“Every word is gold,” my author said, “but I suppose you’ll have to shorten it.” Indeed I will: this book manuscript totals 180,000 words, and the trade publisher wants a 40 percent cut. That will be tough.
Editors often need to reduce text. Newspapers, magazines, brochures, textbooks and reference materials have strict word limits. It doesn’t matter how good the writing and the narrative are, they have to fit the guidelines. Usually, a little trimming improves the quality too. Strunk and White cautioned us decades ago in The Elements of Style to delete all unnecessary words, and novelist Stephen King advises us in On Writing to cut everything by at least 10 percent. Condensing is an essential skill for all editors.

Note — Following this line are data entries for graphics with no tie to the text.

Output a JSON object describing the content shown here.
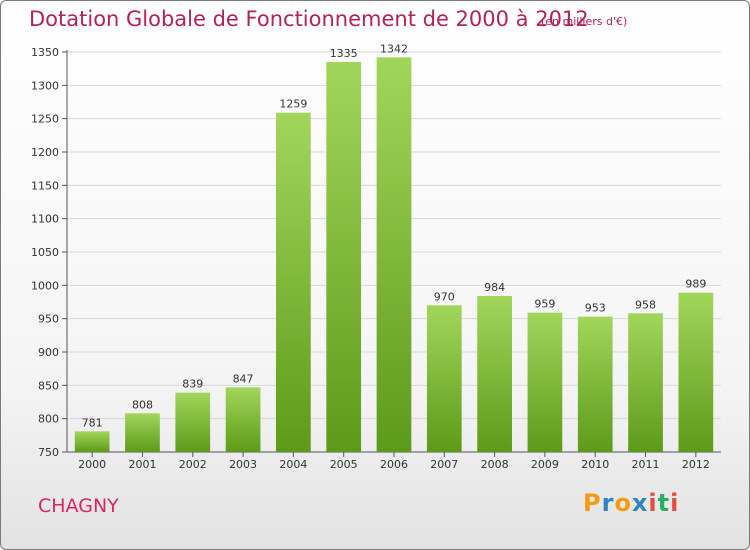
{
  "header": {
    "title": "Dotation Globale de Fonctionnement de 2000 à 2012",
    "subtitle": "(en milliers d'€)"
  },
  "footer": {
    "city": "CHAGNY",
    "logo": {
      "letters": [
        "P",
        "r",
        "o",
        "x",
        "i",
        "t",
        "i"
      ],
      "colors": [
        "#f39c12",
        "#2e86c1",
        "#f39c12",
        "#2e86c1",
        "#e74c3c",
        "#27ae60",
        "#e74c3c"
      ]
    }
  },
  "chart_data": {
    "type": "bar",
    "categories": [
      "2000",
      "2001",
      "2002",
      "2003",
      "2004",
      "2005",
      "2006",
      "2007",
      "2008",
      "2009",
      "2010",
      "2011",
      "2012"
    ],
    "values": [
      781,
      808,
      839,
      847,
      1259,
      1335,
      1342,
      970,
      984,
      959,
      953,
      958,
      989
    ],
    "title": "Dotation Globale de Fonctionnement de 2000 à 2012",
    "subtitle": "(en milliers d'€)",
    "ylim": [
      750,
      1350
    ],
    "yticks": [
      750,
      800,
      850,
      900,
      950,
      1000,
      1050,
      1100,
      1150,
      1200,
      1250,
      1300,
      1350
    ],
    "grid": true,
    "bar_color_top": "#a2d65a",
    "bar_color_bottom": "#5e9a1a"
  }
}
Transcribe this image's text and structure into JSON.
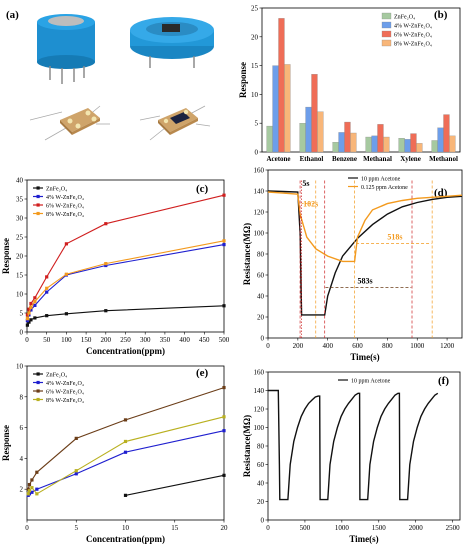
{
  "panels": {
    "a": "(a)",
    "b": "(b)",
    "c": "(c)",
    "d": "(d)",
    "e": "(e)",
    "f": "(f)"
  },
  "colors": {
    "black": "#111111",
    "blue": "#1f1fcf",
    "red": "#d01f1f",
    "orange": "#f39a1e",
    "brown": "#6b3d18",
    "olive": "#b9b020",
    "green": "#a6c9a0",
    "sky": "#6d9eea",
    "salmon": "#ef6d57",
    "peach": "#f8b679"
  },
  "devices": {
    "top_left": "sensor-can",
    "top_right": "sensor-base",
    "bottom_left": "chip-electrodes",
    "bottom_right": "chip-coated"
  },
  "chart_data": [
    {
      "id": "b",
      "type": "bar",
      "ylabel": "Response",
      "categories": [
        "Acetone",
        "Ethanol",
        "Benzene",
        "Methanal",
        "Xylene",
        "Methanol"
      ],
      "series": [
        {
          "name": "ZnFe₂O₄",
          "color": "#a6c9a0",
          "values": [
            4.5,
            5.0,
            1.7,
            2.6,
            2.4,
            2.0
          ]
        },
        {
          "name": "4% W-ZnFe₂O₄",
          "color": "#6d9eea",
          "values": [
            15.0,
            7.8,
            3.4,
            2.8,
            2.2,
            4.2
          ]
        },
        {
          "name": "6% W-ZnFe₂O₄",
          "color": "#ef6d57",
          "values": [
            23.2,
            13.5,
            5.2,
            4.8,
            3.2,
            6.5
          ]
        },
        {
          "name": "8% W-ZnFe₂O₄",
          "color": "#f8b679",
          "values": [
            15.2,
            7.0,
            3.3,
            2.6,
            1.5,
            2.8
          ]
        }
      ],
      "ylim": [
        0,
        25
      ],
      "yticks": [
        0,
        5,
        10,
        15,
        20,
        25
      ],
      "legend": "top-right"
    },
    {
      "id": "c",
      "type": "line",
      "xlabel": "Concentration(ppm)",
      "ylabel": "Response",
      "x": [
        1,
        5,
        10,
        20,
        50,
        100,
        200,
        500
      ],
      "series": [
        {
          "name": "ZnFe₂O₄",
          "color": "#111111",
          "values": [
            1.8,
            2.6,
            3.2,
            3.7,
            4.3,
            4.8,
            5.6,
            6.9
          ]
        },
        {
          "name": "4% W-ZnFe₂O₄",
          "color": "#1f1fcf",
          "values": [
            3.0,
            4.5,
            5.8,
            7.0,
            10.5,
            15.0,
            17.5,
            23.0
          ]
        },
        {
          "name": "6% W-ZnFe₂O₄",
          "color": "#d01f1f",
          "values": [
            4.5,
            6.0,
            7.5,
            9.0,
            14.5,
            23.2,
            28.5,
            36.0
          ]
        },
        {
          "name": "8% W-ZnFe₂O₄",
          "color": "#f39a1e",
          "values": [
            3.5,
            5.0,
            6.5,
            8.0,
            11.5,
            15.2,
            18.0,
            24.0
          ]
        }
      ],
      "xlim": [
        0,
        500
      ],
      "ylim": [
        0,
        40
      ],
      "xticks": [
        0,
        50,
        100,
        150,
        200,
        250,
        300,
        350,
        400,
        450,
        500
      ],
      "yticks": [
        0,
        5,
        10,
        15,
        20,
        25,
        30,
        35,
        40
      ],
      "legend": "top-left"
    },
    {
      "id": "d",
      "type": "line",
      "xlabel": "Time(s)",
      "ylabel": "Resistance(MΩ)",
      "series": [
        {
          "name": "10 ppm Acetone",
          "color": "#111111",
          "x": [
            0,
            100,
            200,
            215,
            225,
            380,
            400,
            450,
            500,
            600,
            700,
            800,
            900,
            1000,
            1100,
            1200,
            1300
          ],
          "values": [
            140,
            139.5,
            139,
            100,
            22,
            22,
            40,
            62,
            78,
            95,
            108,
            118,
            125,
            129,
            132,
            134,
            135
          ]
        },
        {
          "name": "0.125 ppm Acetone",
          "color": "#f39a1e",
          "x": [
            0,
            100,
            200,
            215,
            260,
            320,
            400,
            500,
            580,
            600,
            650,
            700,
            800,
            900,
            1000,
            1100,
            1200,
            1300
          ],
          "values": [
            139,
            138,
            137,
            118,
            96,
            85,
            78,
            73,
            73,
            96,
            112,
            122,
            128,
            131,
            133,
            134,
            135,
            136
          ]
        }
      ],
      "annotations": [
        "5s",
        "102s",
        "583s",
        "518s"
      ],
      "xlim": [
        0,
        1300
      ],
      "ylim": [
        0,
        160
      ],
      "xticks": [
        0,
        200,
        400,
        600,
        800,
        1000,
        1200
      ],
      "yticks": [
        0,
        20,
        40,
        60,
        80,
        100,
        120,
        140,
        160
      ],
      "legend": "top-right"
    },
    {
      "id": "e",
      "type": "line",
      "xlabel": "Concentration(ppm)",
      "ylabel": "Response",
      "series": [
        {
          "name": "ZnFe₂O₄",
          "color": "#111111",
          "x": [
            10,
            20
          ],
          "values": [
            1.6,
            2.9
          ]
        },
        {
          "name": "4% W-ZnFe₂O₄",
          "color": "#1f1fcf",
          "x": [
            0.125,
            0.25,
            0.5,
            1,
            5,
            10,
            20
          ],
          "values": [
            1.6,
            1.7,
            1.8,
            2.0,
            3.0,
            4.4,
            5.8
          ]
        },
        {
          "name": "6% W-ZnFe₂O₄",
          "color": "#6b3d18",
          "x": [
            0.125,
            0.25,
            0.5,
            1,
            5,
            10,
            20
          ],
          "values": [
            2.0,
            2.3,
            2.6,
            3.1,
            5.3,
            6.5,
            8.6
          ]
        },
        {
          "name": "8% W-ZnFe₂O₄",
          "color": "#b9b020",
          "x": [
            0.125,
            0.25,
            0.5,
            1,
            5,
            10,
            20
          ],
          "values": [
            1.7,
            1.9,
            2.1,
            1.7,
            3.2,
            5.1,
            6.7
          ]
        }
      ],
      "xlim": [
        0,
        20
      ],
      "ylim": [
        0,
        10
      ],
      "xticks": [
        0,
        5,
        10,
        15,
        20
      ],
      "yticks": [
        2,
        4,
        6,
        8,
        10
      ],
      "legend": "top-left"
    },
    {
      "id": "f",
      "type": "line",
      "xlabel": "Time(s)",
      "ylabel": "Resistance(MΩ)",
      "series": [
        {
          "name": "10 ppm Acetone",
          "color": "#111111",
          "x": [
            0,
            140,
            155,
            160,
            270,
            300,
            350,
            400,
            450,
            500,
            550,
            600,
            640,
            680,
            700,
            705,
            810,
            840,
            890,
            940,
            990,
            1040,
            1090,
            1140,
            1180,
            1220,
            1240,
            1245,
            1350,
            1380,
            1430,
            1480,
            1530,
            1580,
            1630,
            1680,
            1720,
            1760,
            1780,
            1785,
            1890,
            1920,
            1970,
            2020,
            2070,
            2120,
            2170,
            2220,
            2260,
            2300
          ],
          "values": [
            140,
            140,
            60,
            22,
            22,
            60,
            85,
            100,
            112,
            120,
            126,
            130,
            133,
            134,
            134,
            22,
            22,
            60,
            85,
            100,
            112,
            120,
            126,
            131,
            135,
            137,
            137,
            22,
            22,
            60,
            85,
            100,
            112,
            120,
            126,
            131,
            135,
            137,
            137,
            22,
            22,
            60,
            85,
            100,
            112,
            120,
            126,
            131,
            135,
            137
          ]
        }
      ],
      "xlim": [
        0,
        2600
      ],
      "ylim": [
        0,
        160
      ],
      "xticks": [
        0,
        500,
        1000,
        1500,
        2000,
        2500
      ],
      "yticks": [
        0,
        20,
        40,
        60,
        80,
        100,
        120,
        140,
        160
      ],
      "legend": "top-center"
    }
  ]
}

To do the heavy cuts, you need three passes. First, read the whole manuscript quickly to absorb the argument and the story, looking for any paragraphs or sections that seem tangential or superfluous. If you find long quotations, reduce them to a key sentence or two and paraphrase the rest succinctly. Deleting those big chunks will be very satisfying!
Second, work through the text sentence by sentence, watching carefully for repetitions and excessive numbers of examples. Remove sentences where you can, but focus in particular on all the words and phrases that really are not needed. You’ll be amazed how many you find, as you replace weak verb/adverb combinations with one strong verb and introduce perfect nouns that don’t need adjectives to explain them. This pass is detailed and labour intensive: your edited pages will glow with red as you track all your suggestions.
Third, create a clean edited version and read through the entire text again. Inevitably after a big reduction, there will be a lot of smoothing to do. You’ll probably have to write some transitional sentences and phrases to cover your cuts. You may find too that in this condensed form, the text requires some reorganization: paragraphs now appear in the wrong order, and sections should be moved around.
Substantially reducing a text draws on many editorial skills and talents. It’s intellectually challenging, obliging us to understand completely what the author is trying to accomplish and to do it in less space. It requires structural work in shaping the revised text into the best possible order and ensuring that it flows well. And it demands all those stylistic tricks we know to make the prose a pleasure to read.
Ideally, the author won’t even notice where you’ve made all the cuts and will marvel that the word count has magically fallen from where it was before. Best of all, you’ll have a broad smile on your face as you realize that, by taking this piece to the gym, you’ve trimmed the excess and transformed it into a taut, streamlined body.